If set to a nonempty string, e.g. foo, the formatter will wrap each output line in an anchor tag with a name of foo-linenumber. This allows easy linking to certain lines.

New in version 0.9.

linespans

If set to a nonempty string, e.g. foo, the formatter will wrap each output line in a span tag with an id of foo-linenumber. This allows easy access to lines via javascript.

New in version 1.6.

anchorlinenos
If set to True, will wrap line numbers in <a> tags. Used in combination with linenos and lineanchors.
tagsfile

If set to the path of a ctags file, wrap names in anchor tags that link to their definitions. lineanchors should be used, and the tags file should specify line numbers (see the -n option to ctags).

New in version 1.6.

tagurlformat

A string formatting pattern used to generate links to ctags definitions. Available variables are %(path)s, %(fname)s and %(fext)s. Defaults to an empty string, resulting in just #prefix-number links.

New in version 1.6.

Differences of this params in pygmentize.cgi

  1. Some of params are non-sence for WEB-based formatter, so pygmentize.cgi don’t support those. These are:

    • cssfile
    • noclobber_cssfile
    • tagsfile
    • tagurlformat
  2. You can specify hl_lines with special format:

    >>> req = urllib2.Request(URL, data=json.dumps({
    ...     "command": "format",
    ...     "params": {
    ...         "code": code,
    ...         "lang": "pycon",
    ...         "hl_lines": "1-10, 20, 30-40, range(40, 50, 5)",
    ...     }}))
    

Controlling the behaviour of pygmentize.cgi using with HTTP header

Accept-Encoding

Now, modern browsers such as Google Chrome will always request with Accept-Encoding: gzip;deflate and you can’t change this in Ajax library, so you don’t warry about it if you are in Ajax.

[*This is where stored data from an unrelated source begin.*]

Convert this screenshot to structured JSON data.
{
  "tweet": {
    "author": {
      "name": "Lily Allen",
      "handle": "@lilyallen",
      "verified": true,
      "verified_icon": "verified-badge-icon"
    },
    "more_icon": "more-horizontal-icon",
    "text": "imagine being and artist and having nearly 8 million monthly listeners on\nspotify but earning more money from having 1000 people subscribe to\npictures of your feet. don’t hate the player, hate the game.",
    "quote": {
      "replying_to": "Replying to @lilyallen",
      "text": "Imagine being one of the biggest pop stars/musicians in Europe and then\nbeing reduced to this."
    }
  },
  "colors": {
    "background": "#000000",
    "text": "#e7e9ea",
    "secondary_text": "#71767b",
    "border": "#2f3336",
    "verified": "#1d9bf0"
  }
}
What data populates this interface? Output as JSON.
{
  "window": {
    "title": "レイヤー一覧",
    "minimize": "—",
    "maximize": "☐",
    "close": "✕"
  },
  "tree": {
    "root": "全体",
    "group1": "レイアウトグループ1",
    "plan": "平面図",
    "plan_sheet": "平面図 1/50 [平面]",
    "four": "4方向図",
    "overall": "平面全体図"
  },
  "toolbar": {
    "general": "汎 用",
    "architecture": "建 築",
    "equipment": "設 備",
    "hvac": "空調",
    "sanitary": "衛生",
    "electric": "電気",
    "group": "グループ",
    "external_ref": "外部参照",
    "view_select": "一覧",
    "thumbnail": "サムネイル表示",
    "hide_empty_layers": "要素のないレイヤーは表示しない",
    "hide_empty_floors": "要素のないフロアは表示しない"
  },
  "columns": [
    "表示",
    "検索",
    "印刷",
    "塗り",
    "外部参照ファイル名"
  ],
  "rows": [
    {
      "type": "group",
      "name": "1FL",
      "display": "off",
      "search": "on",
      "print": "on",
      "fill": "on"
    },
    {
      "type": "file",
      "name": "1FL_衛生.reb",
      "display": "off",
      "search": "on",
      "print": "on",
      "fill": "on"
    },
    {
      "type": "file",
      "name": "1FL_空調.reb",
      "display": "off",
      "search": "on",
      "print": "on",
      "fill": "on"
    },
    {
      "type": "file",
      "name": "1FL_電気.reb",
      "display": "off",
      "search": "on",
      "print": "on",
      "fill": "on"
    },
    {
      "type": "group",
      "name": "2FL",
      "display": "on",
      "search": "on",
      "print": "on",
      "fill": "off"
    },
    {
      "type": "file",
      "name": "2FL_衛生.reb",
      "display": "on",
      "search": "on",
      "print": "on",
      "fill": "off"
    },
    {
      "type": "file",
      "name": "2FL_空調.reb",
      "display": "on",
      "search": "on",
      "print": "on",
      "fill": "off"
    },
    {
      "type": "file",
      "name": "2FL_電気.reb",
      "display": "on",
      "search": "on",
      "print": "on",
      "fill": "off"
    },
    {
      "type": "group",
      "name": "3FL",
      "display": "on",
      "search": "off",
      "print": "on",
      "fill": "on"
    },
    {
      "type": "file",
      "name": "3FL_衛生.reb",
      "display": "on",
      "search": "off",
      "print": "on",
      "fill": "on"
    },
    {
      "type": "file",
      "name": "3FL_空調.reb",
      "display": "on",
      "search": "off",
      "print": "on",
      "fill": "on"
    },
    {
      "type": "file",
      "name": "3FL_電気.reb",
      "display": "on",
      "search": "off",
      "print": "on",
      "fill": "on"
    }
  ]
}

But, if you will call pygmentize.cgi via some programming languages such as PHP, python, they don’t add this header automatically.

pygmentize.cgi now accept only gzip, deflate (and of course identity).

Accept

You can choise Content-Type of the response either application/json or text/html.

In “command”: “format” case, application/json response makes no sense (just string of json).

In “command”: “lexers” case,

  • application/json: simple list encoded with json
  • text/html: html table

Accept-Charset

When Accept is not application/json, you can change charset of html document (default: utf-8). If Accept is application/json, this is ignored (always encode with utf-8).